Hundreds prepare for sunset-to-sunrise Relay for Life

If you go:

Participants in the Douglas County Relay for Life will walk the Free State High School track from 7 p.m. Friday to 7 a.m. Saturday.

Teams can begin checking in at 3 p.m.

Food and music begin at 5:30 p.m.

Silent auctions run from 5:30 to 9 p.m.

The opening ceremony and the Survivor Lap will be at 7 p.m.

The Luminara Ceremony will be at 9:15 p.m.

The closing ceremony will be at 6:30 a.m. Saturday.

One year, Shelle Arnold was in the stands at Relay for Life to watch her daughter-in-law participate in a victory lap for cancer survivors. At the next year’s event, she found herself holding a candle in a loved one’s memory.

Relay for Life committee members got together this week to finish up plans for this year's event at Free State High School. Maggie Fieger, left, of Lawrence, receives a gift for her efforts from Shelle Arnold, of Topeka.

In the five years since, Arnold has become one of those organizing and contributing to Relay for Life, joining in the effort to battle cancer.

Such are the elements at play during a Relay for Life event. Simultaneously it is a sunset-to-sunrise celebration of those who have survived the disease, a paying of respects for those who are gone and an opportunity for anybody to help fight.

“It really is an event not to be missed,” said Arnold, a member of the organizing committee for Douglas County’s Relay for Life, which begins Friday at the Free State High School track.

Relay for Life is an international fundraiser hosted by local communities for the American Cancer Society. It features participants, working in teams, walking around a track continuously from 7 p.m. to 7 a.m. to symbolize that cancer never sleeps.

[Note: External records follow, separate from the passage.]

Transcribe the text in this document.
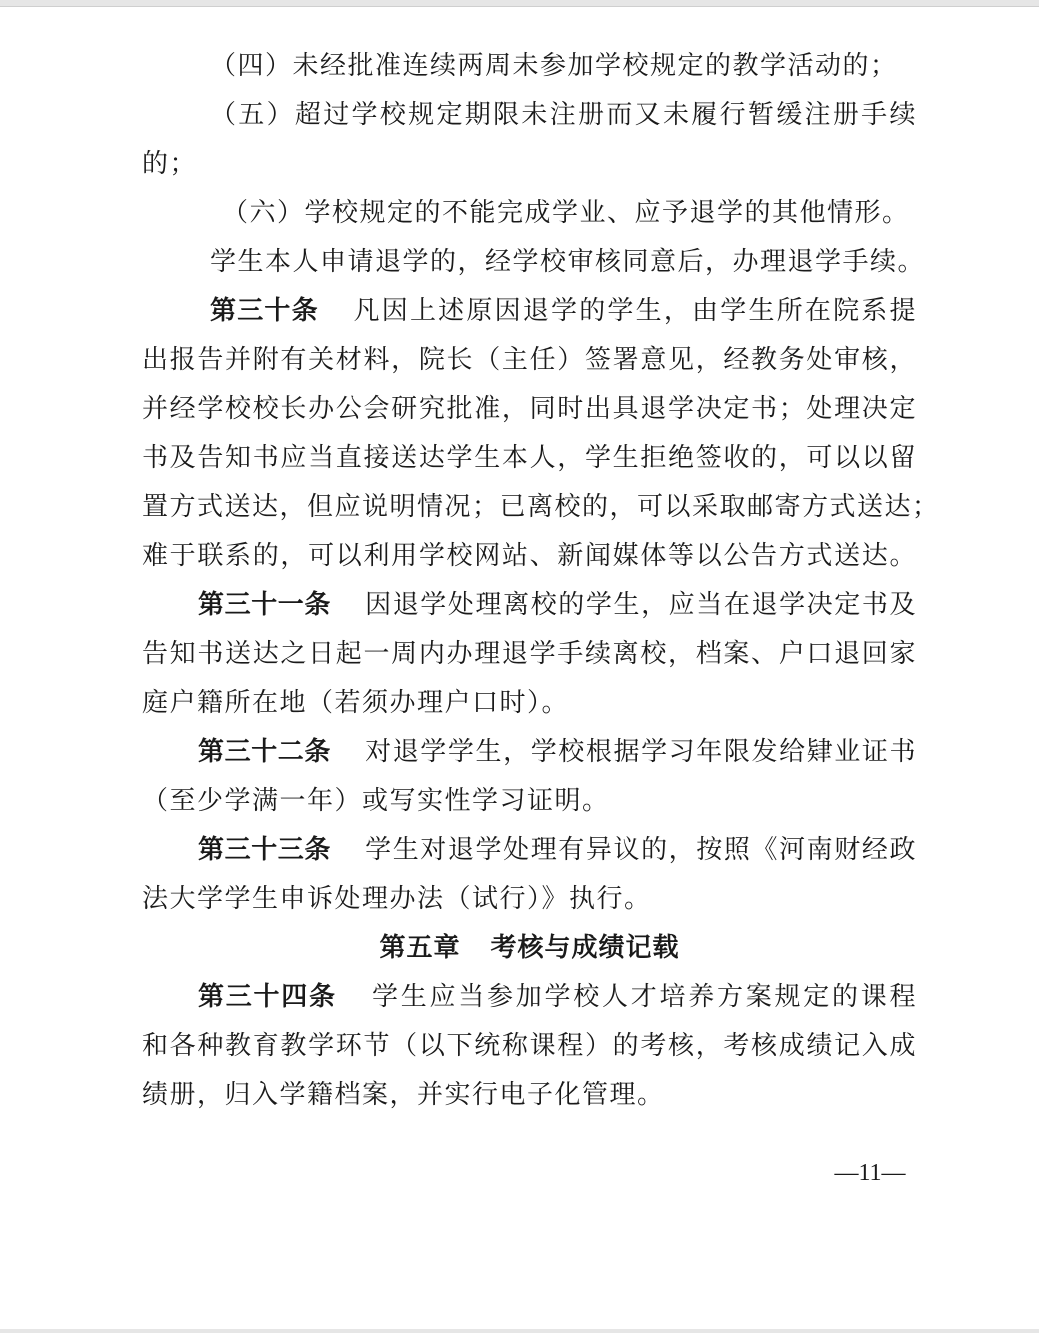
（四）未经批准连续两周未参加学校规定的教学活动的；
（五）超过学校规定期限未注册而又未履行暂缓注册手续
的；
（六）学校规定的不能完成学业、应予退学的其他情形。
学生本人申请退学的，经学校审核同意后，办理退学手续。
第三十条 凡因上述原因退学的学生，由学生所在院系提
出报告并附有关材料，院长（主任）签署意见，经教务处审核，
并经学校校长办公会研究批准，同时出具退学决定书；处理决定
书及告知书应当直接送达学生本人，学生拒绝签收的，可以以留
置方式送达，但应说明情况；已离校的，可以采取邮寄方式送达；
难于联系的，可以利用学校网站、新闻媒体等以公告方式送达。
第三十一条 因退学处理离校的学生，应当在退学决定书及
告知书送达之日起一周内办理退学手续离校，档案、户口退回家
庭户籍所在地（若须办理户口时）。
第三十二条 对退学学生，学校根据学习年限发给肄业证书
（至少学满一年）或写实性学习证明。
第三十三条 学生对退学处理有异议的，按照《河南财经政
法大学学生申诉处理办法（试行）》执行。
第五章 考核与成绩记载
第三十四条 学生应当参加学校人才培养方案规定的课程
和各种教育教学环节（以下统称课程）的考核，考核成绩记入成
绩册，归入学籍档案，并实行电子化管理。
—11—
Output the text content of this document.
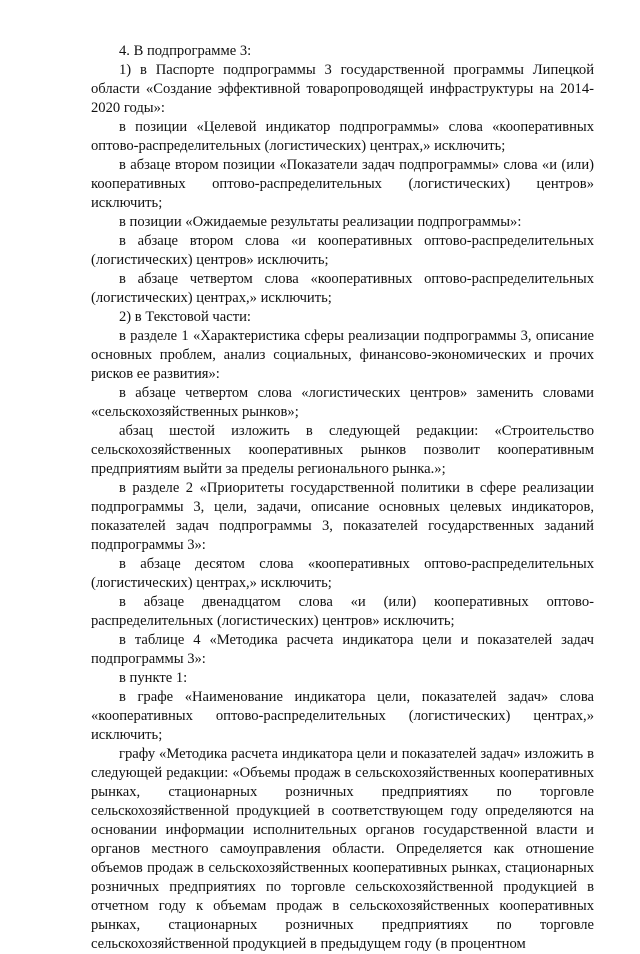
4. В подпрограмме 3:

1) в Паспорте подпрограммы 3 государственной программы Липецкой области «Создание эффективной товаропроводящей инфраструктуры на 2014-2020 годы»:

в позиции «Целевой индикатор подпрограммы» слова «кооперативных оптово-распределительных (логистических) центрах,» исключить;

в абзаце втором позиции «Показатели задач подпрограммы» слова «и (или) кооперативных оптово-распределительных (логистических) центров» исключить;

в позиции «Ожидаемые результаты реализации подпрограммы»:

в абзаце втором слова «и кооперативных оптово-распределительных (логистических) центров» исключить;

в абзаце четвертом слова «кооперативных оптово-распределительных (логистических) центрах,» исключить;

2) в Текстовой части:

в разделе 1 «Характеристика сферы реализации подпрограммы 3, описание основных проблем, анализ социальных, финансово-экономических и прочих рисков ее развития»:

в абзаце четвертом слова «логистических центров» заменить словами «сельскохозяйственных рынков»;

абзац шестой изложить в следующей редакции: «Строительство сельскохозяйственных кооперативных рынков позволит кооперативным предприятиям выйти за пределы регионального рынка.»;

в разделе 2 «Приоритеты государственной политики в сфере реализации подпрограммы 3, цели, задачи, описание основных целевых индикаторов, показателей задач подпрограммы 3, показателей государственных заданий подпрограммы 3»:

в абзаце десятом слова «кооперативных оптово-распределительных (логистических) центрах,» исключить;

в абзаце двенадцатом слова «и (или) кооперативных оптово-распределительных (логистических) центров» исключить;

в таблице 4 «Методика расчета индикатора цели и показателей задач подпрограммы 3»:

в пункте 1:

в графе «Наименование индикатора цели, показателей задач» слова «кооперативных оптово-распределительных (логистических) центрах,» исключить;

графу «Методика расчета индикатора цели и показателей задач» изложить в следующей редакции: «Объемы продаж в сельскохозяйственных кооперативных рынках, стационарных розничных предприятиях по торговле сельскохозяйственной продукцией в соответствующем году определяются на основании информации исполнительных органов государственной власти и органов местного самоуправления области. Определяется как отношение объемов продаж в сельскохозяйственных кооперативных рынках, стационарных розничных предприятиях по торговле сельскохозяйственной продукцией в отчетном году к объемам продаж в сельскохозяйственных кооперативных рынках, стационарных розничных предприятиях по торговле сельскохозяйственной продукцией в предыдущем году (в процентном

The money raised supports cancer research and patient assistance.

“It’s an awesome feeling knowing I can help someone that, say, is going through chemotherapy, and has lost their hair,” Arnold said. “They can feel like a whole new person again because they can go to the American Cancer Society office and get a wig to wear.”

The Douglas County Relay for Life, now in its eighth year, has been the most successful event in Kansas for two years, having raised about $355,000 over that time, said Amanda Davis, the committee’s co-chairwoman.

With a fundraising goal of $190,000 this year, Douglas County already has more than 700 participants registered and nearly $130,000 pledged as of Tuesday.

“We’d love for the general public to come out,” Davis said. “You don’t have to be a registered participant to show up and watch.”